Marty, Life Is Short
Run Time: I hour 39 minutes
Stars: Martin Short, Steve Martin, Tom Hanks, Catherine O’Hara, Andrea Martin
Director: Lawrence Kasdan
Streaming on Netflix
I’m gonna go out on a limb here and say there are few performers more universally beloved than Martin Short, whose gigawatt energy has illuminated TV, stage, and movies for over five decades, whose insanely wide array of talents, not to mention transparent kindness, make him a guy to whom audiences are instantly, irresistibly drawn.
In this big-hearted, tribute-packed documentary, Oscar-nominated director Lawrence Kasdan (The Big Chill, Body Heat), one of Short’s oldest friends, tenderly guides us through a carefully calibrated account of the comedian’s alternately triumphant and tragic life.
A galaxy of Short’s celebrity friends — among them Tom Hanks, Steve Martin, Andrea Martin, Eugene Levy and Steven Spielberg — stand in line to bestow adoring testimonials regarding his generosity and endless good humor. Abundant home videos testify to his fierce devotion to his family.

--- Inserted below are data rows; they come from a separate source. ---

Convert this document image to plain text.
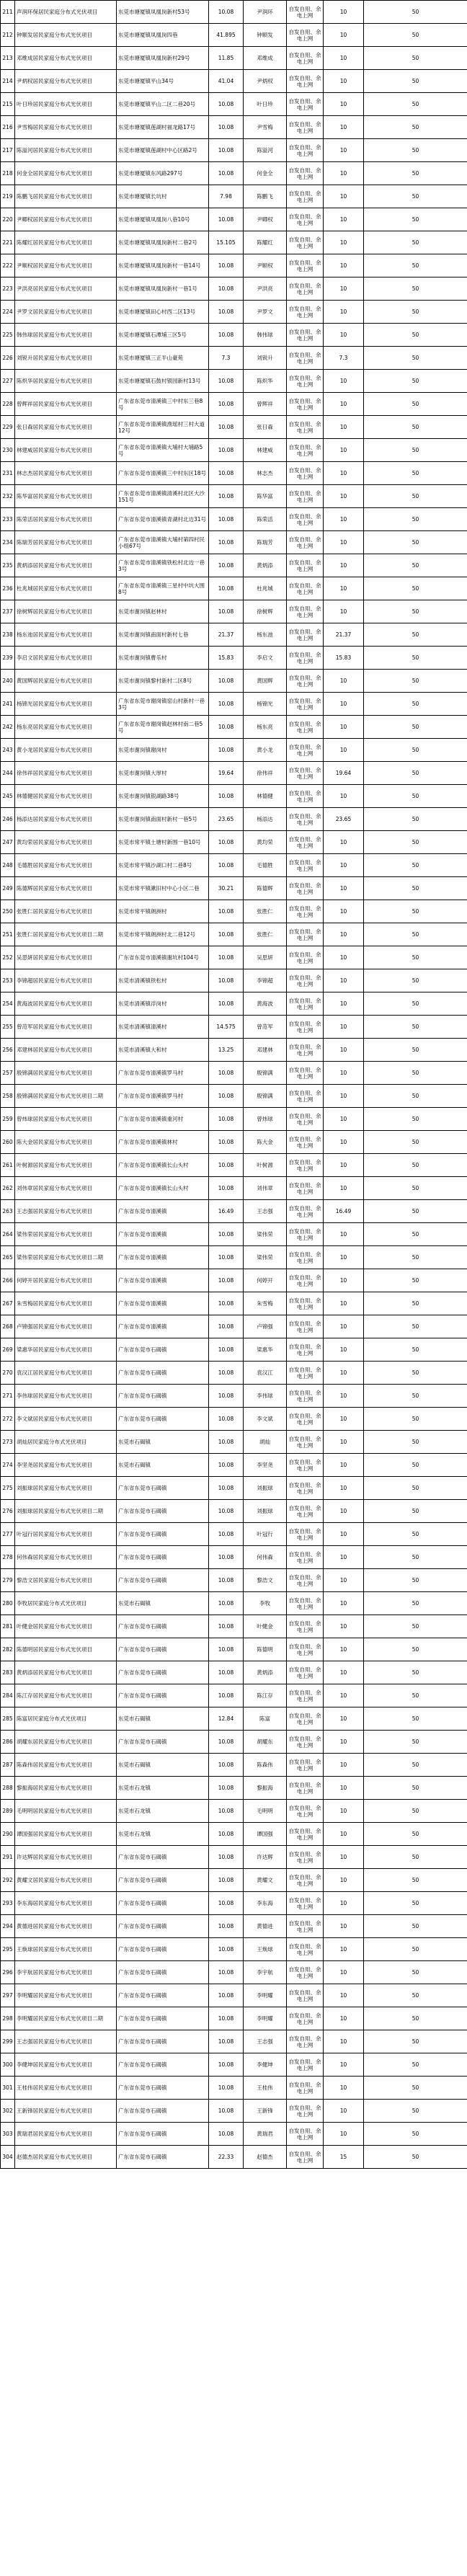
211	声润环保居民家庭分布式光伏项目	东莞市塘厦镇凤凰岗新村53号	10.08	尹润环	自发自用、余电上网	10	50
212	钟顺发居民家庭分布式光伏项目	东莞市塘厦镇凤凰岗四巷	41.895	钟顺发	自发自用、余电上网	10	50
213	邓维成居民家庭分布式光伏项目	东莞市塘厦镇凤凰岗新村29号	11.85	邓维成	自发自用、余电上网	10	50
214	尹炳权居民家庭分布式光伏项目	东莞市塘厦镇平山34号	41.04	尹炳权	自发自用、余电上网	10	50
215	叶日珍居民家庭分布式光伏项目	东莞市塘厦镇平山二区二巷20号	10.08	叶日珍	自发自用、余电上网	10	50
216	尹雪梅居民家庭分布式光伏项目	东莞市塘厦镇莲湖村福龙路17号	10.08	尹雪梅	自发自用、余电上网	10	50
217	陈溢河居民家庭分布式光伏项目	东莞市塘厦镇莲湖村中心区路2号	10.08	陈溢河	自发自用、余电上网	10	50
218	何金全居民家庭分布式光伏项目	东莞市塘厦镇东风路297号	10.08	何金全	自发自用、余电上网	10	50
219	陈鹏飞居民家庭分布式光伏项目	东莞市塘厦镇长坑村	7.98	陈鹏飞	自发自用、余电上网	10	50
220	尹卿权居民家庭分布式光伏项目	东莞市塘厦镇凤凰岗八巷10号	10.08	尹卿权	自发自用、余电上网	10	50
221	陈耀红居民家庭分布式光伏项目	东莞市塘厦镇凤凰岗新村二巷2号	15.105	陈耀红	自发自用、余电上网	10	50
222	尹顺权居民家庭分布式光伏项目	东莞市塘厦镇凤凰岗新村一巷14号	10.08	尹顺权	自发自用、余电上网	10	50
223	尹洪亮居民家庭分布式光伏项目	东莞市塘厦镇凤凰岗新村一巷1号	10.08	尹洪亮	自发自用、余电上网	10	50
224	尹罗文居民家庭分布式光伏项目	东莞市塘厦镇田心村西二区13号	10.08	尹罗文	自发自用、余电上网	10	50
225	韩伟球居民家庭分布式光伏项目	东莞市塘厦镇石潭埔三区5号	10.08	韩伟球	自发自用、余电上网	10	50
226	刘锐升居民家庭分布式光伏项目	东莞市塘厦镇三正半山豪苑	7.3	刘锐升	自发自用、余电上网	7.3	50
227	陈炽华居民家庭分布式光伏项目	东莞市塘厦镇石鼓村银园新村13号	10.08	陈炽华	自发自用、余电上网	10	50
228	曾辉祥居民家庭分布式光伏项目	广东省东莞市清溪镇三中村东三巷8号	10.08	曾辉祥	自发自用、余电上网	10	50
229	张日森居民家庭分布式光伏项目	广东省东莞市清溪镇渔瑶村三村大道12号	10.08	张日森	自发自用、余电上网	10	50
230	林建威居民家庭分布式光伏项目	广东省东莞市清溪镇大埔村大埔路5号	10.08	林建威	自发自用、余电上网	10	50
231	林志杰居民家庭分布式光伏项目	广东省东莞市清溪镇三中村东区18号	10.08	林志杰	自发自用、余电上网	10	50
232	陈华富居民家庭分布式光伏项目	广东省东莞市清溪镇清溪村北区大沙151号	10.08	陈华富	自发自用、余电上网	10	50
233	陈荣活居民家庭分布式光伏项目	广东省东莞市清溪镇青湖村北边31号	10.08	陈荣活	自发自用、余电上网	10	50
234	陈瑞芳居民家庭分布式光伏项目	广东省东莞市清溪镇大埔村第四村民小组67号	10.08	陈瑞芳	自发自用、余电上网	10	50
235	黄炳添居民家庭分布式光伏项目	广东省东莞市清溪镇铁松村北边一巷3号	10.08	黄炳添	自发自用、余电上网	10	50
236	杜兆城居民家庭分布式光伏项目	广东省东莞市清溪镇三星村中坑大围8号	10.08	杜兆城	自发自用、余电上网	10	50
237	徐树辉居民家庭分布式光伏项目	东莞市谢岗镇赵林村	10.08	徐树辉	自发自用、余电上网	10	50
238	杨东池居民家庭分布式光伏项目	东莞市谢岗镇南面村新村七巷	21.37	杨东池	自发自用、余电上网	21.37	50
239	李启文居民家庭分布式光伏项目	东莞市谢岗镇曹乐村	15.83	李启文	自发自用、余电上网	15.83	50
240	黄国辉居民家庭分布式光伏项目	东莞市谢岗镇黎村新村二区8号	10.08	黄国辉	自发自用、余电上网	10	50
241	杨锦光居民家庭分布式光伏项目	广东省东莞市谢岗镇窑山村新村一巷3号	10.08	杨锦光	自发自用、余电上网	10	50
242	杨东亮居民家庭分布式光伏项目	广东省东莞市谢岗镇赵林村南二巷5号	10.08	杨东亮	自发自用、余电上网	10	50
243	黄小龙居民家庭分布式光伏项目	东莞市谢岗镇谢岗村	10.08	黄小龙	自发自用、余电上网	10	50
244	徐伟祥居民家庭分布式光伏项目	东莞市谢岗镇大厚村	19.64	徐伟祥	自发自用、余电上网	19.64	50
245	林德健居民家庭分布式光伏项目	东莞市谢岗镇银湖路38号	10.08	林德健	自发自用、余电上网	10	50
246	杨添达居民家庭分布式光伏项目	东莞市谢岗镇南面村新村一巷5号	23.65	杨添达	自发自用、余电上网	23.65	50
247	黄均荣居民家庭分布式光伏项目	东莞市常平镇土塘村新围一巷10号	10.08	黄均荣	自发自用、余电上网	10	50
248	毛德胜居民家庭分布式光伏项目	东莞市常平镇沙湖口村二巷8号	10.08	毛德胜	自发自用、余电上网	10	50
249	陈德辉居民家庭分布式光伏项目	东莞市常平镇漱旧村中心小区二巷	30.21	陈德辉	自发自用、余电上网	10	50
250	张胜仁居民家庭分布式光伏项目	东莞市常平镇朗洲村	10.08	张胜仁	自发自用、余电上网	10	50
251	张胜仁居民家庭分布式光伏项目二期	东莞市常平镇朗洲村北二巷12号	10.08	张胜仁	自发自用、余电上网	10	50
252	吴思妍居民家庭分布式光伏项目	广东省东莞市清溪镇谢坑村104号	10.08	吴思妍	自发自用、余电上网	10	50
253	李锦超居民家庭分布式光伏项目	东莞市清溪镇铁松村	10.08	李锦超	自发自用、余电上网	10	50
254	黄海波居民家庭分布式光伏项目	东莞市清溪镇浮岗村	10.08	黄海波	自发自用、余电上网	10	50
255	曾范军居民家庭分布式光伏项目	东莞市清溪镇清溪村	14.575	曾范军	自发自用、余电上网	10	50
256	邓建林居民家庭分布式光伏项目	东莞市清溪镇大和村	13.25	邓建林	自发自用、余电上网	10	50
257	殷锦满居民家庭分布式光伏项目	广东省东莞市清溪镇罗马村	10.08	殷锦满	自发自用、余电上网	10	50
258	殷锦满居民家庭分布式光伏项目二期	广东省东莞市清溪镇罗马村	10.08	殷锦满	自发自用、余电上网	10	50
259	曾炜球居民家庭分布式光伏项目	广东省东莞市清溪镇重河村	10.08	曾炜球	自发自用、余电上网	10	50
260	陈大金居民家庭分布式光伏项目	广东省东莞市清溪镇林村	10.08	陈大金	自发自用、余电上网	10	50
261	叶树源居民家庭分布式光伏项目	广东省东莞市清溪镇长山头村	10.08	叶树源	自发自用、余电上网	10	50
262	刘伟章居民家庭分布式光伏项目	广东省东莞市清溪镇长山头村	10.08	刘伟章	自发自用、余电上网	10	50
263	王志强居民家庭分布式光伏项目	广东省东莞市清溪镇	16.49	王志强	自发自用、余电上网	16.49	50
264	梁伟荣居民家庭分布式光伏项目	广东省东莞市清溪镇	10.08	梁伟荣	自发自用、余电上网	10	50
265	梁伟荣居民家庭分布式光伏项目二期	广东省东莞市清溪镇	10.08	梁伟荣	自发自用、余电上网	10	50
266	何婷开居民家庭分布式光伏项目	广东省东莞市清溪镇	10.08	何婷开	自发自用、余电上网	10	50
267	朱雪梅居民家庭分布式光伏项目	广东省东莞市清溪镇	10.08	朱雪梅	自发自用、余电上网	10	50
268	卢锦强居民家庭分布式光伏项目	广东省东莞市清溪镇	10.08	卢锦强	自发自用、余电上网	10	50
269	梁惠华居民家庭分布式光伏项目	广东省东莞市石碣镇	10.08	梁惠华	自发自用、余电上网	10	50
270	袁汉江居民家庭分布式光伏项目	广东省东莞市石碣镇	10.08	袁汉江	自发自用、余电上网	10	50
271	李伟球居民家庭分布式光伏项目	广东省东莞市石碣镇	10.08	李伟球	自发自用、余电上网	10	50
272	李文斌居民家庭分布式光伏项目	广东省东莞市石碣镇	10.08	李文斌	自发自用、余电上网	10	50
273	胡灿居民家庭分布式光伏项目	东莞市石碣镇	10.08	胡灿	自发自用、余电上网	10	50
274	李坚尧居民家庭分布式光伏项目	东莞市石碣镇	10.08	李坚尧	自发自用、余电上网	10	50
275	刘振球居民家庭分布式光伏项目	广东省东莞市石碣镇	10.08	刘振球	自发自用、余电上网	10	50
276	刘振球居民家庭分布式光伏项目二期	广东省东莞市石碣镇	10.08	刘振球	自发自用、余电上网	10	50
277	叶冠行居民家庭分布式光伏项目	广东省东莞市石碣镇	10.08	叶冠行	自发自用、余电上网	10	50
278	何伟森居民家庭分布式光伏项目	广东省东莞市石碣镇	10.08	何伟森	自发自用、余电上网	10	50
279	黎浩文居民家庭分布式光伏项目	广东省东莞市石碣镇	10.08	黎浩文	自发自用、余电上网	10	50
280	李牧居民家庭分布式光伏项目	东莞市石碣镇	10.08	李牧	自发自用、余电上网	10	50
281	叶健金居民家庭分布式光伏项目	广东省东莞市石碣镇	10.08	叶健金	自发自用、余电上网	10	50
282	陈德明居民家庭分布式光伏项目	广东省东莞市石碣镇	10.08	陈德明	自发自用、余电上网	10	50
283	黄炳添居民家庭分布式光伏项目	广东省东莞市石碣镇	10.08	黄炳添	自发自用、余电上网	10	50
284	陈江存居民家庭分布式光伏项目	广东省东莞市石碣镇	10.08	陈江存	自发自用、余电上网	10	50
285	陈富居民家庭分布式光伏项目	东莞市石碣镇	12.84	陈富	自发自用、余电上网	10	50
286	胡耀东居民家庭分布式光伏项目	广东省东莞市石碣镇	10.08	胡耀东	自发自用、余电上网	10	50
287	陈森伟居民家庭分布式光伏项目	东莞市石碣镇	10.08	陈森伟	自发自用、余电上网	10	50
288	黎振海居民家庭分布式光伏项目	东莞市石龙镇	10.08	黎振海	自发自用、余电上网	10	50
289	毛明明居民家庭分布式光伏项目	东莞市石龙镇	10.08	毛明明	自发自用、余电上网	10	50
290	谭国强居民家庭分布式光伏项目	东莞市石龙镇	10.08	谭国强	自发自用、余电上网	10	50
291	许达辉居民家庭分布式光伏项目	广东省东莞市石碣镇	10.08	许达辉	自发自用、余电上网	10	50
292	黄耀文居民家庭分布式光伏项目	广东省东莞市石碣镇	10.08	黄耀文	自发自用、余电上网	10	50
293	李东海居民家庭分布式光伏项目	广东省东莞市石碣镇	10.08	李东海	自发自用、余电上网	10	50
294	黄德进居民家庭分布式光伏项目	广东省东莞市石碣镇	10.08	黄德进	自发自用、余电上网	10	50
295	王焕球居民家庭分布式光伏项目	广东省东莞市石碣镇	10.08	王焕球	自发自用、余电上网	10	50
296	李宇航居民家庭分布式光伏项目	广东省东莞市石碣镇	10.08	李宇航	自发自用、余电上网	10	50
297	李明耀居民家庭分布式光伏项目	广东省东莞市石碣镇	10.08	李明耀	自发自用、余电上网	10	50
298	李明耀居民家庭分布式光伏项目二期	广东省东莞市石碣镇	10.08	李明耀	自发自用、余电上网	10	50
299	王志强居民家庭分布式光伏项目	广东省东莞市石碣镇	10.08	王志强	自发自用、余电上网	10	50
300	李健坤居民家庭分布式光伏项目	广东省东莞市石碣镇	10.08	李健坤	自发自用、余电上网	10	50
301	王桂伟居民家庭分布式光伏项目	广东省东莞市石碣镇	10.08	王桂伟	自发自用、余电上网	10	50
302	王新锋居民家庭分布式光伏项目	广东省东莞市石碣镇	10.08	王新锋	自发自用、余电上网	10	50
303	黄瑞君居民家庭分布式光伏项目	广东省东莞市石碣镇	10.08	黄瑞君	自发自用、余电上网	10	50
304	赵德杰居民家庭分布式光伏项目	广东省东莞市石碣镇	22.33	赵德杰	自发自用、余电上网	15	50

And there are performance clips — some dating back to Short’s 1950s childhood in Toronto — to remind us that if ever there was someone born to perform, it was this runt of the litter among five middle-class kids whose father was a steel company executive and whose violinist mother was concertmistress for the Hamilton Symphony Orchestra.
Here’s young Marty costarring in the Toronto stage production of Godspell. Here he is on a Canadian variety show trying to make it as a Sinatra-style crooner. Then, brace yourself for a series of laugh-out-loud clips from his years with Second City Television (SCTV), where Short honed his skill for creating uncannily rendered sketch characters like Vegas hotshot Jackie Rogers Jr., squeamishly inept celebrity interviewer Jiminy Glick, and especially the manic, socially awkward Ed Grimley, who dances like an electrocuted rag doll and ends each sentence with “…I must say.”

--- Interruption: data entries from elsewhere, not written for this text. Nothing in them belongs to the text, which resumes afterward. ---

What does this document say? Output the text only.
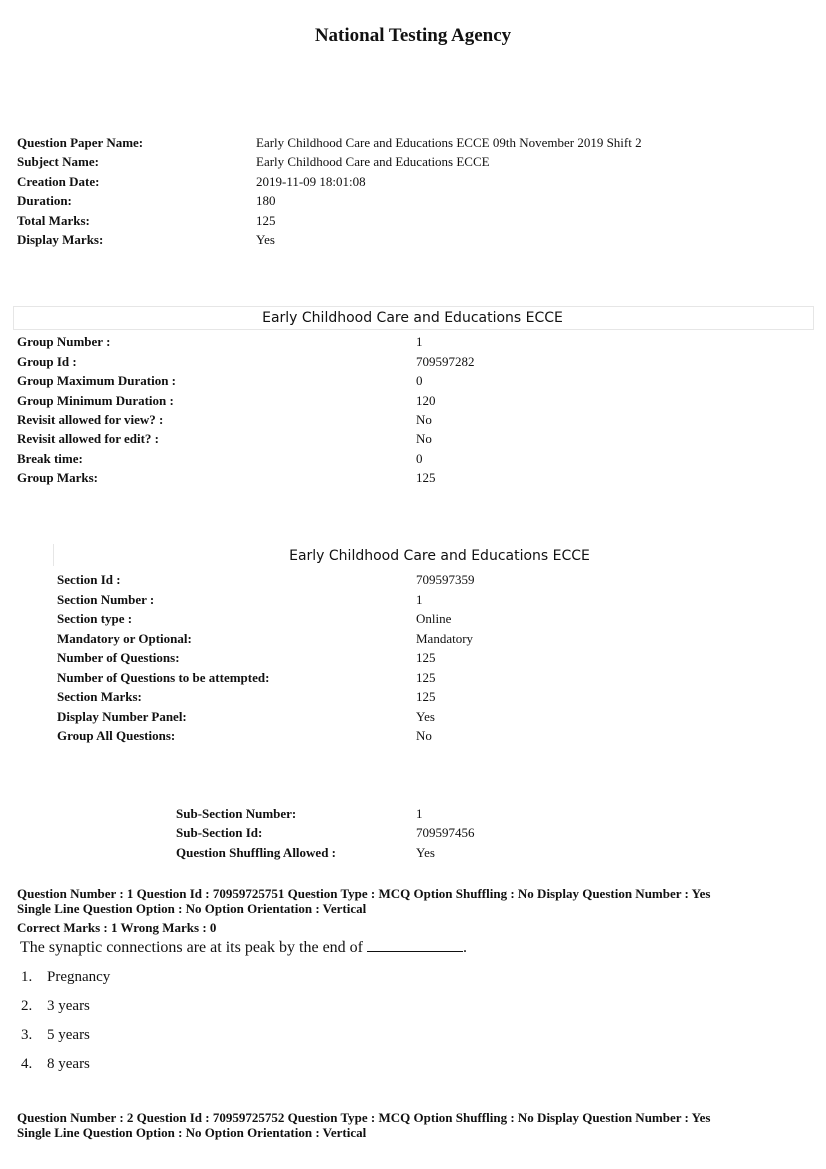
National Testing Agency
Question Paper Name:	Early Childhood Care and Educations ECCE 09th November 2019 Shift 2
Subject Name:	Early Childhood Care and Educations ECCE
Creation Date:	2019-11-09 18:01:08
Duration:	180
Total Marks:	125
Display Marks:	Yes
Early Childhood Care and Educations ECCE
Group Number :	1
Group Id :	709597282
Group Maximum Duration :	0
Group Minimum Duration :	120
Revisit allowed for view? :	No
Revisit allowed for edit? :	No
Break time:	0
Group Marks:	125
Early Childhood Care and Educations ECCE
Section Id :	709597359
Section Number :	1
Section type :	Online
Mandatory or Optional:	Mandatory
Number of Questions:	125
Number of Questions to be attempted:	125
Section Marks:	125
Display Number Panel:	Yes
Group All Questions:	No
Sub-Section Number:	1
Sub-Section Id:	709597456
Question Shuffling Allowed :	Yes
Question Number : 1 Question Id : 70959725751 Question Type : MCQ Option Shuffling : No Display Question Number : Yes
Single Line Question Option : No Option Orientation : Vertical
Correct Marks : 1 Wrong Marks : 0
The synaptic connections are at its peak by the end of	.
1. Pregnancy
2. 3 years
3. 5 years
4. 8 years
Question Number : 2 Question Id : 70959725752 Question Type : MCQ Option Shuffling : No Display Question Number : Yes
Single Line Question Option : No Option Orientation : Vertical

“Marty operates at the speed of joy,” says Tom Hanks. But Short’s seeming natural propensity for happiness has been sorely tested all his life: His beloved older brother died in an accident. His mom died when he was in high school. His dad passed away just a few years later.
“We had speed dial to the funeral parlor,” Short jokes to his brother, Emmy-winning writer Michael, who can’t help but chuckle.
“But there were laughs during those years,” Martin adds, “and that’s the point.”
For all its laughs — and there are more in this brisk hour-and-a-half film than you can count — a cloud of melancholy nevertheless hovers just offscreen. Sixteen years after the death of his wife, Nancy Dolman, it’s clear Short still misses the great love of his life. As Short sits down to chat with his old Second City chum Catherine O’Hara, just months before her sudden passing last January, we can’t help but share the ache he must now feel for that loss.
Even more poignant are clips of Short’s daughter, Katherine, who died of suicide in February, after the film wrapped. When Andrea Martin tells the camera “Being a dad; it’s as genuine as his breath,” well, how can any audience member be expected to keep it together? (Marty, Life Is Short is dedicated to both O’Hara and his daughter.)
But don’t paint Martin Short as a proverbial sad clown. He’ll be the first to remind you that while tragedy may be a fact of life, joy is the engine that keeps us going.
On the day his daughter died, Short recently told an interviewer, “I was thinking…what is the point of this?”
Then he visited the home of his son, Oliver, and was greeted by his two young grandsons, waiting to roughhouse with him.
“Oh,” Short reminded himself, “that’s why.”
Life really is short. And, if we let it, sweet.